The issue is that you cannot directly pick one of the outputs using the entropy, you have to use some kind of probabilistic algorithm to traverse the state space and find valid output. When the PRNG's cycle is smaller than the output space then the output distribution is obviously non-uniform. This might seem like inconsequential observation with CSPRNG, but depending on how exactly the state traversal works, such constructions can have real output spaces that are several orders of magnitude smaller than cycle of the used RNG. (to the extent that when used with (CS)PRNG with 128b state the output bias is observable from practical amount of outputs)
> If you have enough entropy to fill a high entropy RNG, why not use all that entropy to generate the output in the first place?

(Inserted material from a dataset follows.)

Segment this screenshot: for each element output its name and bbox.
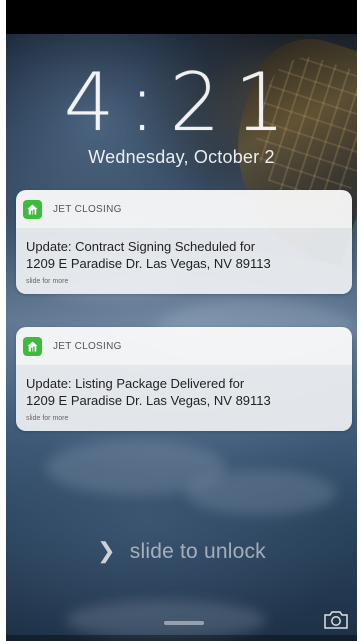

Problem is the entropy generation rate. PRNG even with large space typically is running at 10 or better Gbit/sec. PCG with 256/64bit could generate decent numbers at 50Gbit/sec

That's not entropy that is data. You fundamentally can't increase entropy, hence why they wanted to use a PRNG with a big internal state so they can put more entropy in.

So if your argument is that you want a big entropy PRNG to get more possible outputs then the generation rate can't be the problem because that's entirely dependent on you being able to generate a big enough seed.